Putting this all together, we've shown how we can start with a video from Twitter and scan a 2-hour television broadcast in just half a minute to find appearances of it.

Making this far more powerful is that it would be trivial to scale this process up to scan an entire day or even week or month of coverage across many channels to find all appearances of a given clip, meaning this can serve as a generic template to identify where video clips have been sourced from.
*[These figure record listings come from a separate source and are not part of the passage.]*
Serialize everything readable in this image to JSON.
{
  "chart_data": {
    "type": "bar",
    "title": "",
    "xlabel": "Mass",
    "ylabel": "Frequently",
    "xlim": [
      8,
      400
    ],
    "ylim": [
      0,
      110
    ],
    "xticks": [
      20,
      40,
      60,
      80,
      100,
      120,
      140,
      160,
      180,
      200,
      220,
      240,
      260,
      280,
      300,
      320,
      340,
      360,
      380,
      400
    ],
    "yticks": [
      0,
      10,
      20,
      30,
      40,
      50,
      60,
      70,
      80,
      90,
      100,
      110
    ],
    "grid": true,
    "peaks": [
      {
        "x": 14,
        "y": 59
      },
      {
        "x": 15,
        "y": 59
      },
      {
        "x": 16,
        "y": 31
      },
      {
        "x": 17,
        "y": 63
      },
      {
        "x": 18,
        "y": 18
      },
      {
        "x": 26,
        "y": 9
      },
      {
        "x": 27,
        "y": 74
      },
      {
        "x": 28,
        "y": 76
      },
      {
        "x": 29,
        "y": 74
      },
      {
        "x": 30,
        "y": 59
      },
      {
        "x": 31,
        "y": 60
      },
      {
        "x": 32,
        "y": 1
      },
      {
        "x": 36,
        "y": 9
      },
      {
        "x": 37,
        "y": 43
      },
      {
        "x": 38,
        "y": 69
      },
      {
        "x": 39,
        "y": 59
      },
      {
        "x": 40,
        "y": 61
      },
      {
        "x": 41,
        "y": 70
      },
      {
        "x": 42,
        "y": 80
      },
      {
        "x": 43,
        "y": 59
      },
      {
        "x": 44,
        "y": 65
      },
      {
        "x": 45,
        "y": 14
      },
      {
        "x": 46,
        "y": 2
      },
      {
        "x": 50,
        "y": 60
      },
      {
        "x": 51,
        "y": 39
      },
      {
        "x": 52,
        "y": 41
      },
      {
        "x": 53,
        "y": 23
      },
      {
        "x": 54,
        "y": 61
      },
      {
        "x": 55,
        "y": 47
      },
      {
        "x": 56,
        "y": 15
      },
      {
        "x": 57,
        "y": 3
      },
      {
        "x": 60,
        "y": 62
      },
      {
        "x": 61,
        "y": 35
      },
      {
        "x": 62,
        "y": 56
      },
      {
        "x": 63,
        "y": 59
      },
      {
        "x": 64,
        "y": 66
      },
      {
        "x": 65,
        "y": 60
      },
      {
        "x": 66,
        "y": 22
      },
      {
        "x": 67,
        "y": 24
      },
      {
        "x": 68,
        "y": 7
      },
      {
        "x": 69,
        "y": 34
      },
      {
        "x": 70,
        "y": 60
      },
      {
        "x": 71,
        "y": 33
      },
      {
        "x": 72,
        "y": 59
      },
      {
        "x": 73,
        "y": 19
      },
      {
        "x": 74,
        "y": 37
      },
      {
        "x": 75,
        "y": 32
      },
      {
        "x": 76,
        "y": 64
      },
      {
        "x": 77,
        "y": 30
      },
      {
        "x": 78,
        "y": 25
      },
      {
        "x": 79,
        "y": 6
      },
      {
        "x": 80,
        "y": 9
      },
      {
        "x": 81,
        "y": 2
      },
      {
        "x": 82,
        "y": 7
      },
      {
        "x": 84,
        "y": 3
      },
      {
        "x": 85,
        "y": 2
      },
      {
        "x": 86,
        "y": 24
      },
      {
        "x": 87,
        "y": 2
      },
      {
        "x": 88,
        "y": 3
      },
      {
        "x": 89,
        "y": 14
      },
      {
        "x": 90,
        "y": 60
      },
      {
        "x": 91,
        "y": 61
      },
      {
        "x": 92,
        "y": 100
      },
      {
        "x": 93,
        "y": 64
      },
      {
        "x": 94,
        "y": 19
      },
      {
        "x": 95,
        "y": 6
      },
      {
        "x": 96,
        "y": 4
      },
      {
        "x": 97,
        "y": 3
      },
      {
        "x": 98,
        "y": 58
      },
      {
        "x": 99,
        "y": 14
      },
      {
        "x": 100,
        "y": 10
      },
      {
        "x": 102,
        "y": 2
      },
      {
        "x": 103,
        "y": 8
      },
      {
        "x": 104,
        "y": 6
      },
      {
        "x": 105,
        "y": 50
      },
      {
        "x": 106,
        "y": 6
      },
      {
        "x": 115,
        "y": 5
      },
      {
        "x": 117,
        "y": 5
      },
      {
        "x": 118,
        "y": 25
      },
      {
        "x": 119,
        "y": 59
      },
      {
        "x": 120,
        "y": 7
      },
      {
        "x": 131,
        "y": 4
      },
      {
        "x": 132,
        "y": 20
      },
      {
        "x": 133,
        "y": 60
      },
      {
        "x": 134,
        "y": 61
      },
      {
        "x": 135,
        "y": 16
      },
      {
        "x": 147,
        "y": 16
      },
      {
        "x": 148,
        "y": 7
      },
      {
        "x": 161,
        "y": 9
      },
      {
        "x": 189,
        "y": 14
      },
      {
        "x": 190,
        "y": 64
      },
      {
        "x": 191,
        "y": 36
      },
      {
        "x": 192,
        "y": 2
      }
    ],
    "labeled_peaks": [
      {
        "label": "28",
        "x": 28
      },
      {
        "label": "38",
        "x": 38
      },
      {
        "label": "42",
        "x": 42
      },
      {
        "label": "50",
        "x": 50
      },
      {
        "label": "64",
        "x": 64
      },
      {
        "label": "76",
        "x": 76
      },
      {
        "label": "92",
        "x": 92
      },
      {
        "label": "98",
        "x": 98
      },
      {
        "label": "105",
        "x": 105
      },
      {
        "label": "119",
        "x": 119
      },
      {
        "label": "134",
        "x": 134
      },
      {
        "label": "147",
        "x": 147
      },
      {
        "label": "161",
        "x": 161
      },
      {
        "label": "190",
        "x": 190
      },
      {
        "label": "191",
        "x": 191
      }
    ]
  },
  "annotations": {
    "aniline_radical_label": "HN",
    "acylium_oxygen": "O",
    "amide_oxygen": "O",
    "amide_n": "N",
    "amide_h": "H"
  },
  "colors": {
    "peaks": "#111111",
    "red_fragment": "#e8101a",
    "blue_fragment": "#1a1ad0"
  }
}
Rather than performing the brute-force similar scanning we do here, a production application could compute perceptual hashes or surface embeddings for each image and load the results into an ANN database platform to permit truly realtime scanning where you could simply upload any clip and instantly receive back a list of all of the places the clip or pieces of it were found across the TV News Archive and even if the clip was actually assembled from multiple excerpts glued together.

For misinformation researchers, the template outlined here has enormous potential for allowing arbitrary video clips from television news to be authenticated and connected back to their surrounding contexts, restoring provenance and identifying any modifications that have been made.